The Paradox of Voice
Over the last few weeks, a couple of subjects have come up that I thought I might like to write about and then decided against it. One is gun control and the other is the ban being lifted on women in combat. These are heady, complicated and complex subjects. I am a woman, a parent and a veteran of the U.S. Army.
Last week, I became quite disheartened when reading comments on articles on both subjects, which prompted an entirely different post. I tried a couple more times, unsuccessfully, to write about these subjects and discovered that holding a multitude of beliefs, some of which are quite contradictory, means that it is nearly impossible to write a convincing argument about anything.
I carried an M-16 as a soldier for four years. I knew how to disassemble, clean and reassemble it. I knew how to “lock and load”. I fired various other weapons over the years, as required for training. When I was 19, I thought that weapons were very cool. I was an average shot. I was left-handed, and the chamber guards provided did not prevent hot shell casings from rolling down the sleeve of my BDU shirt, leaving burn streaks down my arm. My aim started to become the least of my concerns.
I understand the appeal, the adrenaline rush of firing, the drive to train to expert levels, the sense of power felt, carrying this weapon of death. But I grew up. I thought about the kind of world in which I’d like to live. I realized that no amount of training or mechanical machine would ever prepare me for the moment I’d have to defend my life or the lives of my family. But that gun would always be there, this piece of hardware designed to take the life of another living creature. So I made a conscious choice to do without and despite comment boards, I don’t feel like I am a big liberal weenie because of it.
The lifting of the ban on women in combat didn’t make me do a little dance of joy last week. I worked in military intelligence as a Russian linguist. My unit was attached to an infantry division in Europe. We spent six months out of the year in the field and the other six doing important work, like picking up cigarette butts on base, working on our vehicles in the motor pool and doing dog and pony shows for high ranking officers. I served at a time when militarily, not much was happening. It was near the end of the Cold War. The year I finished my tour, the Berlin Wall came down.
Myself and the many women I served with, were already in combat positions, working close to what used to be the front line dividing us and the Soviets. That we were not classified as being in those positions was irrelevant. We just were. There are, and have been for years, thousands of women in combat positions. 146 women have died in Operation Iraqi Freedom and Operation Enduring Freedom, even while a ban on them being in combat positions was in place.
All that being said, the arguments against it rile me because they’re so nonsensical. I can address a few commonly cited reasons. Physical abilities: Test. That’s all you need to do. A person is either qualified or they are not. Sexual Assaults and POW conditions for women: Stop assaulting your fellow soldiers. And I’m guessing being a POW is not a party for men or women. Unit Cohesiveness: Good leaders at every level determine this, gender does not. And my least favorite argument is concern about the lady parts. There are 15 million things that can go wrong with the human body in combat conditions, afflicting men and women equally. There is no vaginal predisposition for chronic infection, old white men.
I was proud of how hard I worked. I was proud that I trained, carried heavy equipment, knew my vehicle inside and out. I carried my own weight, didn’t ask for special treatment, didn’t have sexual orgies with my all male field team and didn’t have magical lady part infections. There are, like any segment of the population, women I would not want to serve with, but there were an equal number of men who were unreliable, didn’t carry their own weight, complained and whined and wouldn’t know their ass from a hole in the ground. Being a jackass is an equal opportunity, military or not.

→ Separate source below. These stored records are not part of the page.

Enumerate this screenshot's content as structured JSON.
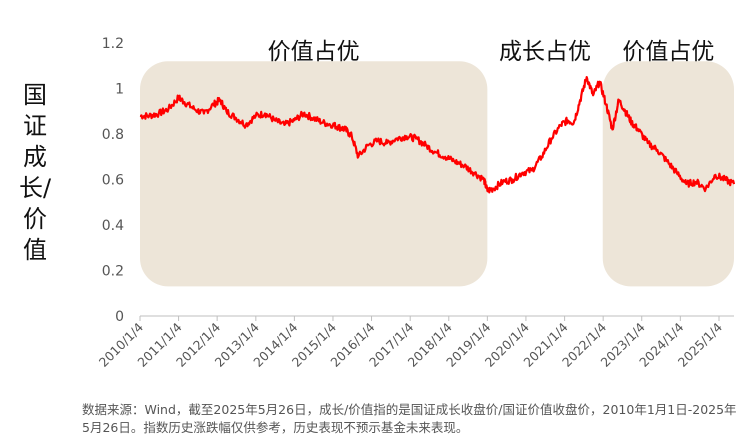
{
  "chart_data": {
    "type": "line",
    "title": "",
    "ylabel": "国证成长/价值",
    "ylim": [
      0,
      1.2
    ],
    "y_ticks": [
      "0",
      "0.2",
      "0.4",
      "0.6",
      "0.8",
      "1",
      "1.2"
    ],
    "x_ticks": [
      "2010/1/4",
      "2011/1/4",
      "2012/1/4",
      "2013/1/4",
      "2014/1/4",
      "2015/1/4",
      "2016/1/4",
      "2017/1/4",
      "2018/1/4",
      "2019/1/4",
      "2020/1/4",
      "2021/1/4",
      "2022/1/4",
      "2023/1/4",
      "2024/1/4",
      "2025/1/4"
    ],
    "x_range": [
      "2010-01-04",
      "2025-05-26"
    ],
    "line_color": "#ff0000",
    "region_color": "#ede5d8",
    "regions": [
      {
        "label": "价值占优",
        "start": "2010-01-04",
        "end": "2019-01-04"
      },
      {
        "label": "成长占优",
        "start": "2019-01-04",
        "end": "2021-12-31"
      },
      {
        "label": "价值占优",
        "start": "2021-12-31",
        "end": "2025-05-26"
      }
    ],
    "series": [
      {
        "points": [
          [
            "2010-01-04",
            0.88
          ],
          [
            "2010-04-01",
            0.88
          ],
          [
            "2010-07-01",
            0.89
          ],
          [
            "2010-10-01",
            0.91
          ],
          [
            "2011-01-04",
            0.96
          ],
          [
            "2011-03-01",
            0.94
          ],
          [
            "2011-06-01",
            0.91
          ],
          [
            "2011-09-01",
            0.89
          ],
          [
            "2011-12-01",
            0.93
          ],
          [
            "2012-02-01",
            0.95
          ],
          [
            "2012-04-01",
            0.9
          ],
          [
            "2012-07-01",
            0.87
          ],
          [
            "2012-10-01",
            0.84
          ],
          [
            "2013-01-04",
            0.88
          ],
          [
            "2013-04-01",
            0.89
          ],
          [
            "2013-07-01",
            0.86
          ],
          [
            "2013-10-01",
            0.84
          ],
          [
            "2014-01-04",
            0.86
          ],
          [
            "2014-04-01",
            0.89
          ],
          [
            "2014-07-01",
            0.87
          ],
          [
            "2014-10-01",
            0.85
          ],
          [
            "2015-01-04",
            0.84
          ],
          [
            "2015-03-01",
            0.83
          ],
          [
            "2015-05-01",
            0.82
          ],
          [
            "2015-07-01",
            0.79
          ],
          [
            "2015-09-01",
            0.7
          ],
          [
            "2015-12-01",
            0.75
          ],
          [
            "2016-03-01",
            0.77
          ],
          [
            "2016-06-01",
            0.76
          ],
          [
            "2016-09-01",
            0.78
          ],
          [
            "2016-12-01",
            0.79
          ],
          [
            "2017-03-01",
            0.78
          ],
          [
            "2017-06-01",
            0.75
          ],
          [
            "2017-09-01",
            0.72
          ],
          [
            "2017-12-01",
            0.7
          ],
          [
            "2018-03-01",
            0.68
          ],
          [
            "2018-06-01",
            0.66
          ],
          [
            "2018-09-01",
            0.63
          ],
          [
            "2018-12-01",
            0.6
          ],
          [
            "2019-01-04",
            0.55
          ],
          [
            "2019-03-01",
            0.56
          ],
          [
            "2019-06-01",
            0.59
          ],
          [
            "2019-09-01",
            0.6
          ],
          [
            "2019-12-01",
            0.63
          ],
          [
            "2020-03-01",
            0.64
          ],
          [
            "2020-06-01",
            0.7
          ],
          [
            "2020-09-01",
            0.78
          ],
          [
            "2020-12-01",
            0.84
          ],
          [
            "2021-02-01",
            0.86
          ],
          [
            "2021-04-01",
            0.85
          ],
          [
            "2021-06-01",
            0.95
          ],
          [
            "2021-08-01",
            1.05
          ],
          [
            "2021-10-01",
            0.97
          ],
          [
            "2021-12-01",
            1.03
          ],
          [
            "2022-02-01",
            0.93
          ],
          [
            "2022-04-01",
            0.82
          ],
          [
            "2022-06-01",
            0.95
          ],
          [
            "2022-08-01",
            0.9
          ],
          [
            "2022-10-01",
            0.85
          ],
          [
            "2022-12-01",
            0.82
          ],
          [
            "2023-03-01",
            0.76
          ],
          [
            "2023-06-01",
            0.73
          ],
          [
            "2023-09-01",
            0.68
          ],
          [
            "2023-12-01",
            0.63
          ],
          [
            "2024-03-01",
            0.58
          ],
          [
            "2024-06-01",
            0.59
          ],
          [
            "2024-09-01",
            0.56
          ],
          [
            "2024-12-01",
            0.62
          ],
          [
            "2025-03-01",
            0.6
          ],
          [
            "2025-05-26",
            0.58
          ]
        ]
      }
    ]
  },
  "footnote": "数据来源：Wind，截至2025年5月26日，成长/价值指的是国证成长收盘价/国证价值收盘价，2010年1月1日-2025年5月26日。指数历史涨跌幅仅供参考，历史表现不预示基金未来表现。"
}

All that being said, this is the part that gets me stuck: War is horrible. The idea that it is inevitable is so embedded in our hearts and minds that we can’t imagine what real peace looks like. I don’t want men and women to die, killing each other relentlessly on the battlefield or from the sky. I don’t want to casually allow our Congress and President to send thousands off to war. I don’t want orphaned children or civilian casualties – on either side. If I should become a vocal advocate for any position – have I just become part of the machine?
It’s okay to still believe in an ideal world. It doesn’t make us fools or softies or lefties or commies or all the other names anonymous trolls like to leave in their shit-laden trail of mediocrity on comment boards. It makes us the defense against complacency and acceptance of violence. We are one of many voices of reason in a world that seems destined for self-destruction. In the face of a million options for killing and hate and violence and destruction, I choose peace – in my life, in my desire for others, in my hope for my child. If someone wants to stand there, empowered with their arsenal and call me a coward, so be it.
I would like to thank Bespectacledape for his post, The Weakness Stereotype. It inspired me to follow through on the thoughts that have been nagging at me this last week.